O tema ganhou mais destaque recentemente por conta da condenação da Deputada Federal Carla Zambelli, que usou sem autorização a música “Xiquexique”, de autoria de Tom Zé e José Miguel Wisnik, em material publicado nas redes sociais em apoio ao Presidente Jair Bolsonaro.

18/8/2021

A polarização observada nos últimos anos no Brasil é capaz de produzir, além de tensão nos ambientes políticos, nas redes sociais e até nas ruas (mais em épocas pré-pandêmicas, é verdade), até mesmo conflitos em torno de direitos autorais sobre obras musicais e audiovisuais usadas em propagandas eleitorais. Não é surpresa, afinal alguns jingles se tornaram de tal forma conectados à história política de determinados candidatos que, por vezes, esquece-se que tais obras foram originalmente criadas por artistas que podem ou não concordar com as plataformas defendidas pelo candidato por trás do jingle.

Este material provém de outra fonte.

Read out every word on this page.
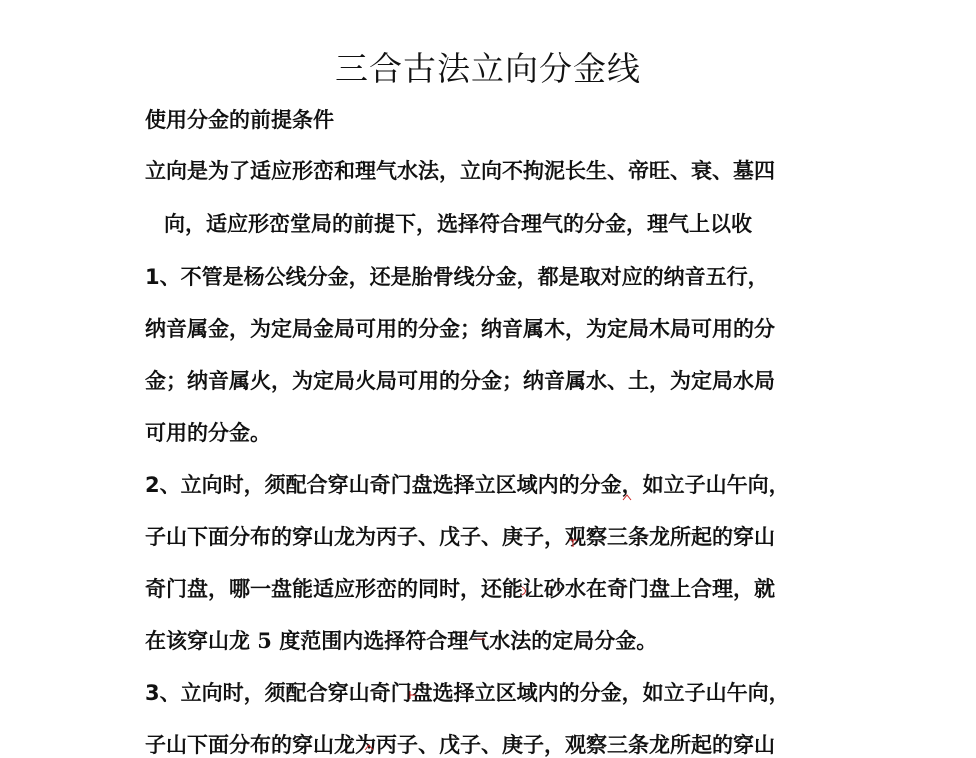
三合古法立向分金线
使用分金的前提条件
立向是为了适应形峦和理气水法，立向不拘泥长生、帝旺、衰、墓四
向，适应形峦堂局的前提下，选择符合理气的分金，理气上以收
1、不管是杨公线分金，还是胎骨线分金，都是取对应的纳音五行，
纳音属金，为定局金局可用的分金；纳音属木，为定局木局可用的分
金；纳音属火，为定局火局可用的分金；纳音属水、土，为定局水局
可用的分金。
2、立向时，须配合穿山奇门盘选择立区域内的分金，如立子山午向，
子山下面分布的穿山龙为丙子、戊子、庚子，观察三条龙所起的穿山
奇门盘，哪一盘能适应形峦的同时，还能让砂水在奇门盘上合理，就
在该穿山龙 5 度范围内选择符合理气水法的定局分金。
3、立向时，须配合穿山奇门盘选择立区域内的分金，如立子山午向，
子山下面分布的穿山龙为丙子、戊子、庚子，观察三条龙所起的穿山
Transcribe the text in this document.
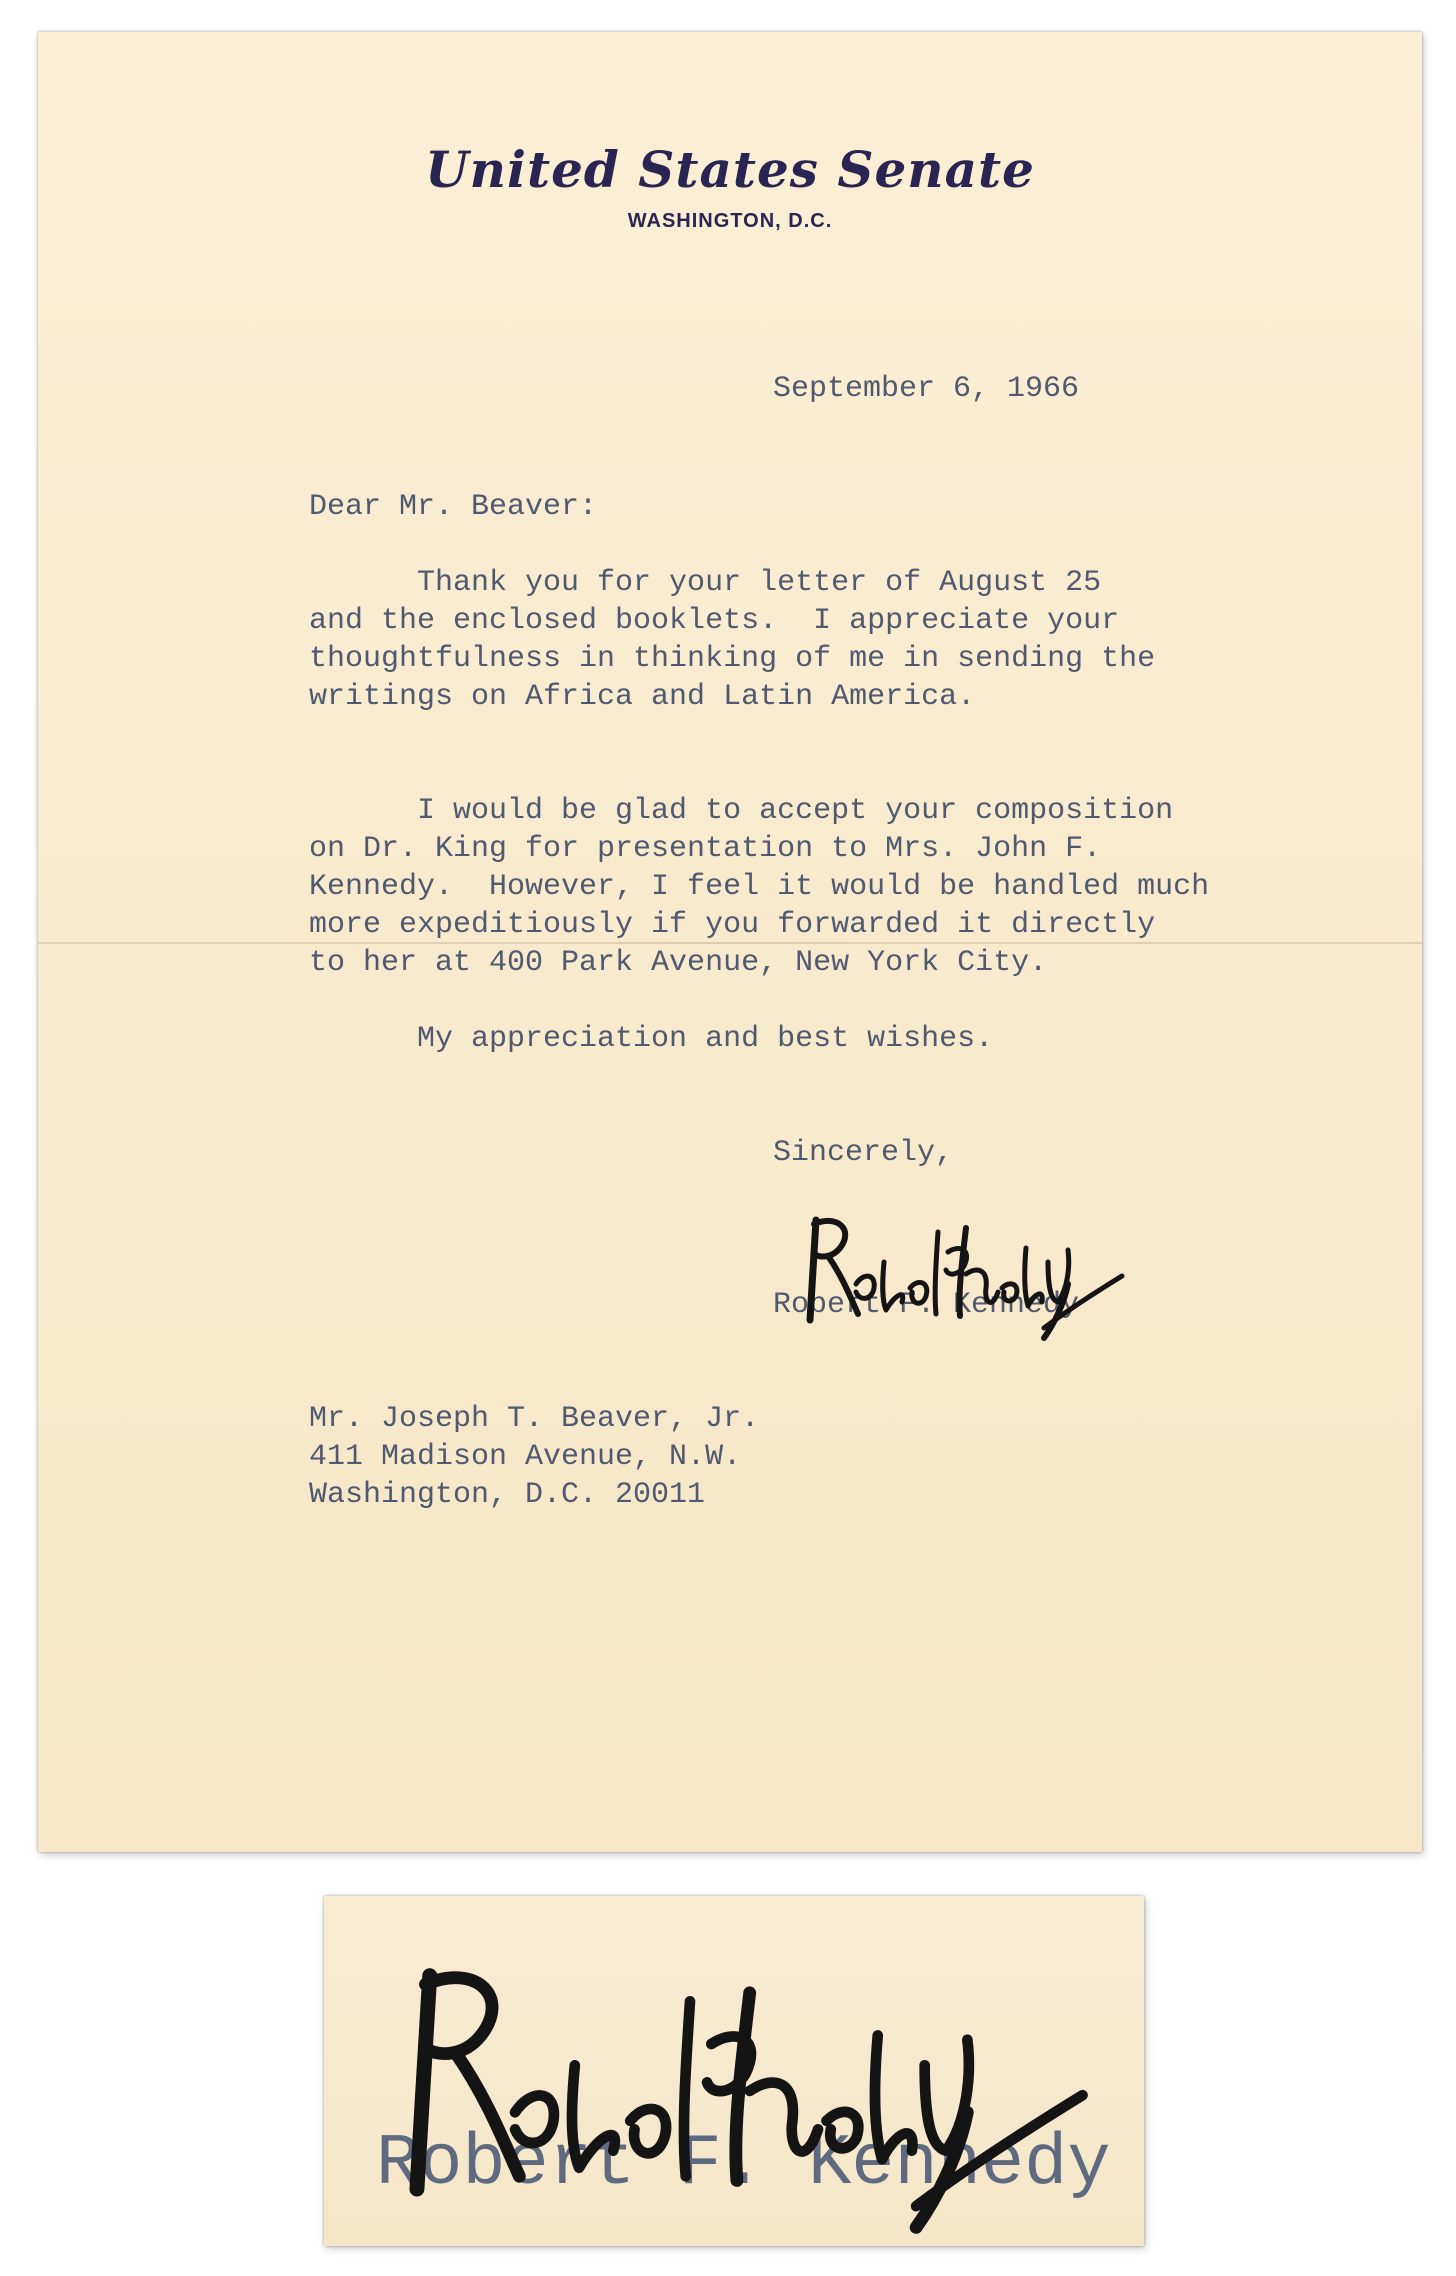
United States Senate
WASHINGTON, D.C.
September 6, 1966
Dear Mr. Beaver:
Thank you for your letter of August 25
and the enclosed booklets.  I appreciate your
thoughtfulness in thinking of me in sending the
writings on Africa and Latin America.
I would be glad to accept your composition
on Dr. King for presentation to Mrs. John F.
Kennedy.  However, I feel it would be handled much
more expeditiously if you forwarded it directly
to her at 400 Park Avenue, New York City.
My appreciation and best wishes.
Sincerely,
Robert F. Kennedy
Mr. Joseph T. Beaver, Jr.
411 Madison Avenue, N.W.
Washington, D.C. 20011
Robert F. Kennedy
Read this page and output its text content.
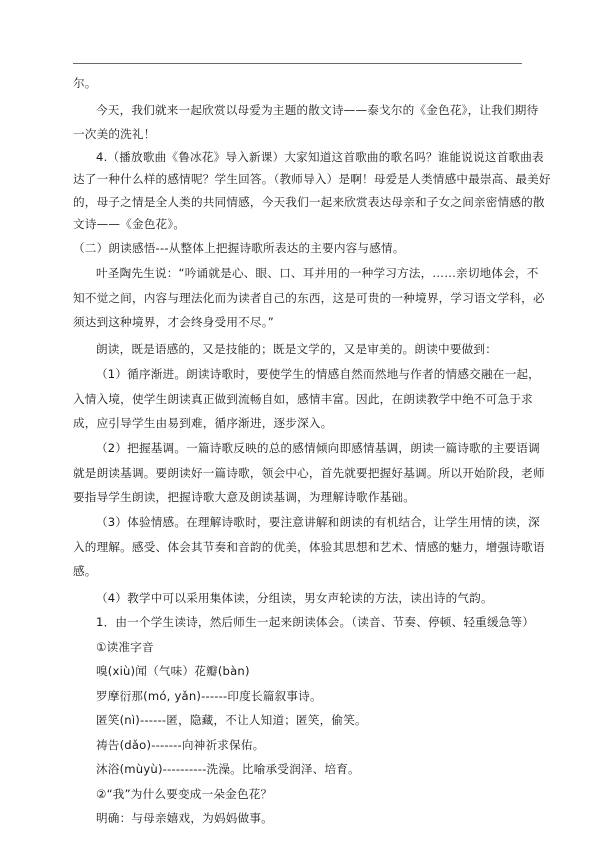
尔。
今天，我们就来一起欣赏以母爱为主题的散文诗——泰戈尔的《金色花》，让我们期待
一次美的洗礼！
4.（播放歌曲《鲁冰花》导入新课）大家知道这首歌曲的歌名吗？谁能说说这首歌曲表
达了一种什么样的感情呢？学生回答。（教师导入）是啊！母爱是人类情感中最崇高、最美好
的，母子之情是全人类的共同情感，今天我们一起来欣赏表达母亲和子女之间亲密情感的散
文诗——《金色花》。
（二）朗读感悟---从整体上把握诗歌所表达的主要内容与感情。
叶圣陶先生说：“吟诵就是心、眼、口、耳并用的一种学习方法，……亲切地体会，不
知不觉之间，内容与理法化而为读者自己的东西，这是可贵的一种境界，学习语文学科，必
须达到这种境界，才会终身受用不尽。”
朗读，既是语感的，又是技能的；既是文学的，又是审美的。朗读中要做到：
（1）循序渐进。朗读诗歌时，要使学生的情感自然而然地与作者的情感交融在一起，
入情入境，使学生朗读真正做到流畅自如，感情丰富。因此，在朗读教学中绝不可急于求
成，应引导学生由易到难，循序渐进，逐步深入。
（2）把握基调。一篇诗歌反映的总的感情倾向即感情基调，朗读一篇诗歌的主要语调
就是朗读基调。要朗读好一篇诗歌，领会中心，首先就要把握好基调。所以开始阶段，老师
要指导学生朗读，把握诗歌大意及朗读基调，为理解诗歌作基础。
（3）体验情感。在理解诗歌时，要注意讲解和朗读的有机结合，让学生用情的读，深
入的理解。感受、体会其节奏和音韵的优美，体验其思想和艺术、情感的魅力，增强诗歌语
感。
（4）教学中可以采用集体读，分组读，男女声轮读的方法，读出诗的气韵。
1．由一个学生读诗，然后师生一起来朗读体会。（读音、节奏、停顿、轻重缓急等）
①读准字音
嗅(xiù)闻（气味）花瓣(bàn)
罗摩衍那(mó, yǎn)------印度长篇叙事诗。
匿笑(nì)------匿，隐藏，不让人知道；匿笑，偷笑。
祷告(dǎo)-------向神祈求保佑。
沐浴(mùyù)----------洗澡。比喻承受润泽、培育。
②“我”为什么要变成一朵金色花？
明确：与母亲嬉戏，为妈妈做事。
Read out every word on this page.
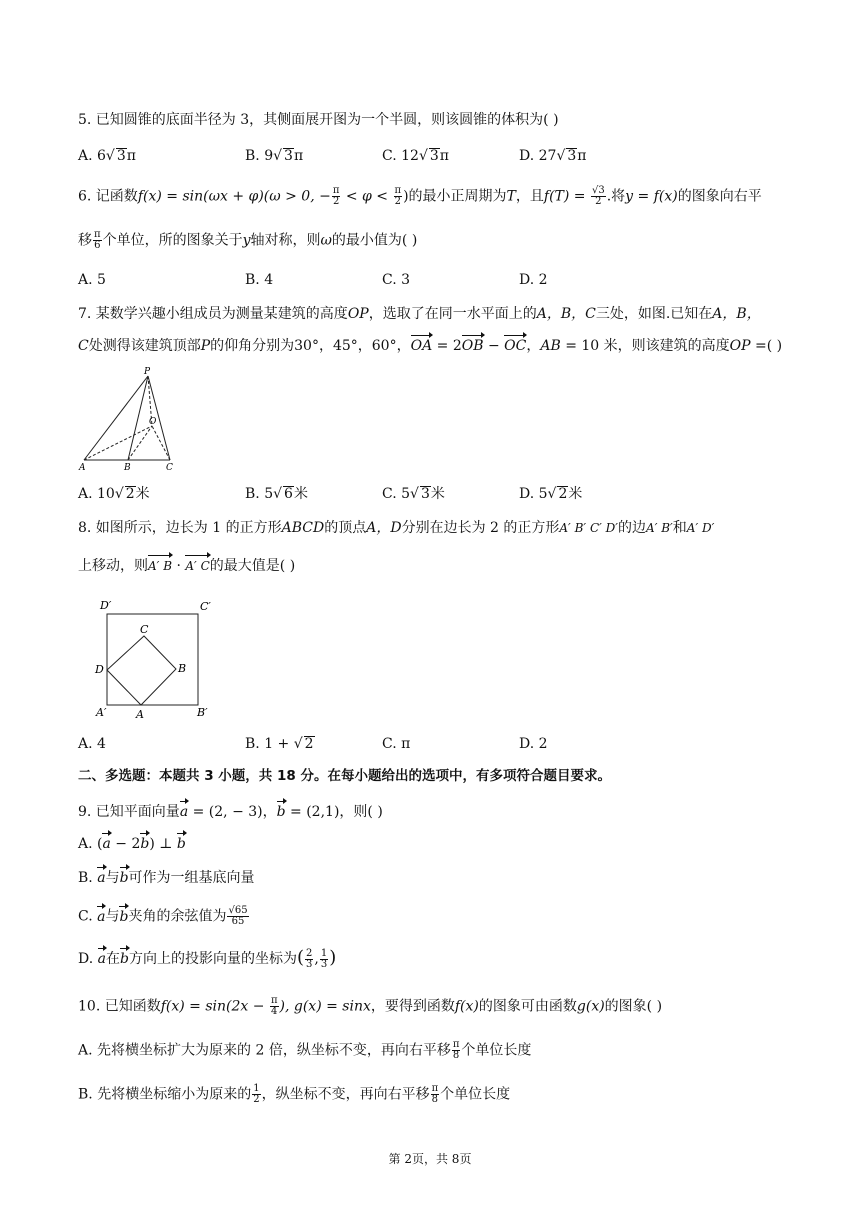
5. 已知圆锥的底面半径为 3，其侧面展开图为一个半圆，则该圆锥的体积为( )
A. 6√ 3π	B. 9√ 3π	C. 12√ 3π	D. 27√ 3π
6. 记函数f(x) = sin(ωx + φ)(ω > 0, − $\frac{\pi}{2} < \varphi < \frac{\pi}{2}$ )的最小正周期为T，且$f(T) = \frac{√3}{2}$ .将y = f(x)的图象向右平
移 $\frac{\pi}{6}$ 个单位，所的图象关于y轴对称，则ω的最小值为( )
A. 5	B. 4	C. 3	D. 2
7. 某数学兴趣小组成员为测量某建筑的高度OP，选取了在同一水平面上的A，B，C三处，如图.已知在A，B，
C处测得该建筑顶部P的仰角分别为30°，45°，60°，OA = 2OB − OC，AB = 10 米，则该建筑的高度OP =( )
P
O
A	B	C
A. 10√ 2米	B. 5√ 6米	C. 5√ 3米	D. 5√ 2米
8. 如图所示，边长为 1 的正方形ABCD的顶点A，D分别在边长为 2 的正方形A′ B′ C′ D′的边A′ B′和A′ D′
上移动，则A′ B · A′ C的最大值是( )
D′	C′
A′	B′
A
B
C
D
A. 4	B. 1 + √ 2	C. π	D. 2
二、多选题：本题共 3 小题，共 18 分。在每小题给出的选项中，有多项符合题目要求。
9. 已知平面向量a = (2, − 3)，b = (2,1)，则( )
A. (a − 2b) ⊥ b
B. a与b可作为一组基底向量
C. a与b夹角的余弦值为 $\frac{√65}{65}$
D. a在b方向上的投影向量的坐标为( $\frac{2}{3}$ , $\frac{1}{3}$ )
10. 已知函数$f(x) = \sin(2x - \frac{\pi}{4}$ ), g(x) = sinx，要得到函数f(x)的图象可由函数g(x)的图象( )
A. 先将横坐标扩大为原来的 2 倍，纵坐标不变，再向右平移 $\frac{\pi}{8}$ 个单位长度
B. 先将横坐标缩小为原来的 $\frac{1}{2}$ ，纵坐标不变，再向右平移 $\frac{\pi}{8}$ 个单位长度
第 2页，共 8页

O tema ganhou mais destaque recentemente por conta da condenação da Deputada Federal Carla Zambelli, que usou sem autorização a música “Xiquexique”, de autoria de Tom Zé e José Miguel Wisnik, em material publicado nas redessociais em apoio ao Presidente Jair Bolsonaro. O caso foi julgado pelo Tribunal de Justiça de São Paulo1, que condenou a parlamentar ao pagamento de indenização no valor de R$ 65 mil, ao afastar a tese de defesa de que o uso da obra se daria apenas em “pequeno trecho”.

Em pesquisa realizada nos Tribunais de Justiça de São Paulo, Rio de Janeiro e Distrito Federal, e também no Tribunal Superior Eleitoral, entre os anos de 2013 e 2021, foram encontrados 18 processos dessa natureza2, seja relativo a jingles musicais ou a outras obras utilizadas para propaganda política. Ao contrário do que se poderia imaginar, contudo, não foi observado um aumento no ajuizamento de ações em reflexo à intensificação do ambiente político polarizado, ainda que o espaço amostral da pesquisa abranja período representativo, atravessando desde a contraposição entre PT e PSDB, manifestações e impeachment da Presidente Dilma Roussef, governo de Michel Temer e até o atual embate entre bolsonarismo e petismo.

Há, isso sim, acentuada tendência de proteção aos direitos do autor sobre a obra, uma vez que a simples falta de autorização de uso pelo autor ou, minimamente, de créditos conferidos a ele, configurariam ato ilícito. Sob essa perspectiva, as condenações, em geral, abrangem a indenização tanto por danos morais como materiais, como no já citado caso da Deputada Federal Carla Zambelli.

Como se sabe, as obras musicais são criações do espírito, protegidas pelo artigo 7º, inciso V da lei de Direitos Autorais (lei 9.610/98), de modo que a sua utilização por terceiros deve ser precedida de autorização dada pelo titular de seus direitos patrimoniais, além de haver a indicação de autoria, nos termos dos artigos 29 e 24, inciso II da lei de Direitos Autorais3, respectivamente.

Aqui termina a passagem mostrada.